Diese pragmatische Sichtweise steht für einen klassischen Politikansatz: Wer liefert, gewinnt Vertrauen – und entzieht damit populistischen Kräften den Nährboden.
Drei große Reformvorhaben sollen die Koalition stärken
Laumann nannte konkrete Politikfelder, bei denen die Koalition liefern müsse, um die gesellschaftliche Stimmung zu drehen. Im Mittelpunkt stehen drei große Reformprojekte:
- Gesundheitsreform: Als erstes großes Vorhaben soll sie zeigen, dass die Koalition handlungsfähig ist.
- Steuerreform: Laut Laumann ohne Frage auf der Agenda der Koalition.
- Rentenreform: Ebenfalls ein zentrales Versprechen, das eingelöst werden müsse.
Laumann ist überzeugt: Wenn diese drei Themen erfolgreich bearbeitet werden und in der Bevölkerung wahrgenommen wird, dass die Koalition „das vernünftig gemacht hat“, werde sich auch die politische Stimmung verändern.
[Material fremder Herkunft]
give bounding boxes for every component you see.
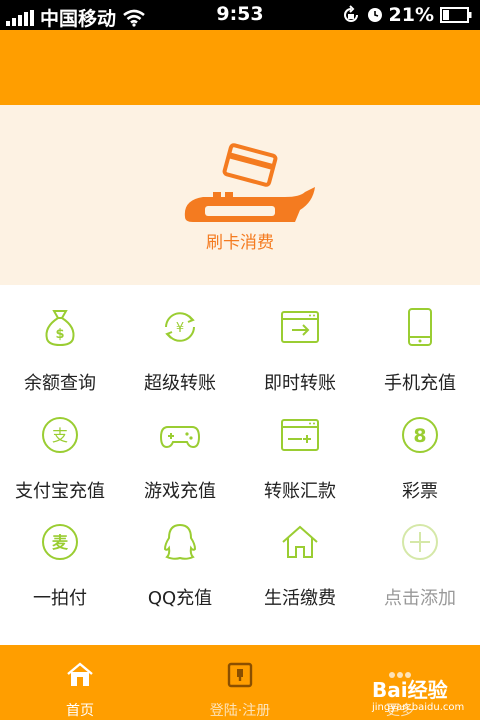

Beide Koalitionspartner könnten dann von einer erfolgreichen Politik profitieren.
Einordnung: Koalitionsdruck und AfD-Debatte
Laumanns Auftritt bei Lanz spiegelt den Druck wider, unter dem die aktuelle Bundesregierung steht. Die Koalition muss in einem schwierigen politischen Klima beweisen, dass sie handlungsfähig ist – während die AfD in Umfragen weiterhin stark abschneidet.
Gleichzeitig zeigt Laumanns klares Statement gegen eine Zusammenarbeit mit der AfD, dass zumindest Teile der CDU an der Brandmauer festhalten wollen – und dies auch öffentlich vertreten. Die kommenden Monate werden zeigen, ob die angekündigten Reformen tatsächlich dazu beitragen können, die politische Dynamik zugunsten der demokratischen Mitte zu verschieben.